Insights from engraftable immunodeficient mouse models of hyperinsulinaemia

• Main Authors: Michelle L. Maugham, Patrick B. Thomas, Gabrielle J. Crisp, Lisa K. Philp, Esha T. Shah, Adrian C. Herington, Chen Chen, Laura S. Gregory, Colleen C. Nelson, Inge Seim, Penny L. Jeffery, Lisa K. Chopin
• Format: Article
• Language: English
• Published: Nature Publishing Group 2017-03-01
• Series: Scientific Reports
• Online Access: https://doi.org/10.1038/s41598-017-00443-x

Abstract Hyperinsulinaemia, obesity and dyslipidaemia are independent and collective risk factors for many cancers. Here, the long-term effects of a 23% Western high-fat diet (HFD) in two immunodeficient mouse strains (NOD/SCID and Rag1 −/−) suitable for engraftment with human-derived tissue xenografts, and the effect of diet-induced hyperinsulinaemia on human prostate cancer cell line xenograft growth, were investigated. Rag1 −/−and NOD/SCID HFD-fed mice demonstrated diet-induced impairments in glucose tolerance at 16 and 23 weeks post weaning. Rag1 −/− mice developed significantly higher fasting insulin levels (2.16 ± 1.01 ng/ml, P = 0.01) and increased insulin resistance (6.70 ± 1.68 HOMA-IR, P = 0.01) compared to low-fat chow-fed mice (0.71 ± 0.12 ng/ml and 2.91 ± 0.42 HOMA-IR).

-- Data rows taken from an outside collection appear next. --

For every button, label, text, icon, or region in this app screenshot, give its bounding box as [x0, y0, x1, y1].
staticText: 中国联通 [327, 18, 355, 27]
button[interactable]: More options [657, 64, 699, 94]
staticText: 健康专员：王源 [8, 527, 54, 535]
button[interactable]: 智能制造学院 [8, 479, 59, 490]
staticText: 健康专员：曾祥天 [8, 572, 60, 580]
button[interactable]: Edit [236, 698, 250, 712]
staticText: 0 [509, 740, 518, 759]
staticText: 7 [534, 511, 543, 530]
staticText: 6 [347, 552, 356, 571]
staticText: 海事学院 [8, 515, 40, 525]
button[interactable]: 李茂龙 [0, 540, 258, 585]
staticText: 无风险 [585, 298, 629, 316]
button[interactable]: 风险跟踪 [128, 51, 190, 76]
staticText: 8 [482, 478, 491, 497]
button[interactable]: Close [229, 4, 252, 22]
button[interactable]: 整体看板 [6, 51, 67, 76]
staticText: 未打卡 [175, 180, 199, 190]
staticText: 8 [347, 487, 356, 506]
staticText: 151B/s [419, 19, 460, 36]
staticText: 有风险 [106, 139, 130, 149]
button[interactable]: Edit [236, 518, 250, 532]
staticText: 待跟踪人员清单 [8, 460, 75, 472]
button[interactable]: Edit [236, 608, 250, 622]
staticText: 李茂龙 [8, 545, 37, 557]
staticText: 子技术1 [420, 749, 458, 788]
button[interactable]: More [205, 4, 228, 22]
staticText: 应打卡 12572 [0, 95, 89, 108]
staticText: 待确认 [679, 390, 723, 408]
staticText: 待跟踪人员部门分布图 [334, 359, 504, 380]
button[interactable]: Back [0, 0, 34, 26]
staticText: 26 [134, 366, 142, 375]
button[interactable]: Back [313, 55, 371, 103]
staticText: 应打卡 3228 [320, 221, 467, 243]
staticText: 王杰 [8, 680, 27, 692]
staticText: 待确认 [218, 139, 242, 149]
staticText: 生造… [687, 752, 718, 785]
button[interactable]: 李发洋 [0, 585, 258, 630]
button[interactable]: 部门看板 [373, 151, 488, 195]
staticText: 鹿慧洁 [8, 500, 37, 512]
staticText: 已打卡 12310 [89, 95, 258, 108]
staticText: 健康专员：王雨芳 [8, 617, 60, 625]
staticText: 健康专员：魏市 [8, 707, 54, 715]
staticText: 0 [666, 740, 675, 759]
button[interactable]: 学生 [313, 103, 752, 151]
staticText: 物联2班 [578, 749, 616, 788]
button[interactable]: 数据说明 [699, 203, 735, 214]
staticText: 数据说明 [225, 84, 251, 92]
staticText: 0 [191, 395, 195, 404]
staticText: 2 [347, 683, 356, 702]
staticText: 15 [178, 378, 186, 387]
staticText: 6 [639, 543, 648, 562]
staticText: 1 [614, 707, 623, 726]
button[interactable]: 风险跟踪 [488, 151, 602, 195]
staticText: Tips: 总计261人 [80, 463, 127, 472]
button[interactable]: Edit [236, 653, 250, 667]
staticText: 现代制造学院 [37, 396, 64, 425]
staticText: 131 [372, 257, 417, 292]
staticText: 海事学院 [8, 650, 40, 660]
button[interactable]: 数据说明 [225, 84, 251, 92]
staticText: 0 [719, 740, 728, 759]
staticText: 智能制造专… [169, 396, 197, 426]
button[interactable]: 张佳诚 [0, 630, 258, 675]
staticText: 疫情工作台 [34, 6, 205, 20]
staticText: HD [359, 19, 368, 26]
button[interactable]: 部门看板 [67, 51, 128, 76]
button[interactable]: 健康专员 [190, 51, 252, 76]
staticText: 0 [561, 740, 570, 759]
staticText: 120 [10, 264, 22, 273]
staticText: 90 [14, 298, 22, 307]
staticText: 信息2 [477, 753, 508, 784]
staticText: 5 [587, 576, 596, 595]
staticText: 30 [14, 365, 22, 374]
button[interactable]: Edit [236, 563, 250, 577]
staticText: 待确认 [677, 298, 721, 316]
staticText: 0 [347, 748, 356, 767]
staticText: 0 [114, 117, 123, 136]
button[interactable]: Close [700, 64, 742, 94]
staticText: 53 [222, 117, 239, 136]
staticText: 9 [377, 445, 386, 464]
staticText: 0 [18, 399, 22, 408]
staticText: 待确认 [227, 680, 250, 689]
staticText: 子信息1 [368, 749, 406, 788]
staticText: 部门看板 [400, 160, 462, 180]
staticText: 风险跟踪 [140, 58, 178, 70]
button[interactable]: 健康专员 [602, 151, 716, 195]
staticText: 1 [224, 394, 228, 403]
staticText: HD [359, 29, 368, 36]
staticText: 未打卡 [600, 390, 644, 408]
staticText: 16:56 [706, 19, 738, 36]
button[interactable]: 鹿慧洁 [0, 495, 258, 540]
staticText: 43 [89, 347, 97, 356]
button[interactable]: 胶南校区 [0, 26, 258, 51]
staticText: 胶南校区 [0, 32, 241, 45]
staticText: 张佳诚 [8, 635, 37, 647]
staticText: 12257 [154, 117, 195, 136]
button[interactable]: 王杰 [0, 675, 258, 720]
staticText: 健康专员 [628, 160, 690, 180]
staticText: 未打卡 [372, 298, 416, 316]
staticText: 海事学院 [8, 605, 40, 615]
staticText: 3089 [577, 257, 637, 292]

This was not observed in the NOD/SCID strain. Hepatic steatosis was more extensive in Rag1 −/− HFD-fed mice compared to NOD/SCID mice. Intramyocellular lipid storage was increased in Rag1 −/− HFD-fed mice, but not in NOD/SCID mice. In Rag1 −/− HFD-fed mice, LNCaP xenograft tumours grew more rapidly compared to low-fat chow-fed mice. This is the first characterisation of the metabolic effects of long-term Western HFD in two mouse strains suitable for xenograft studies. We conclude that Rag1 −/− mice are an appropriate and novel xenograft model for studying the relationship between cancer and hyperinsulinaemia.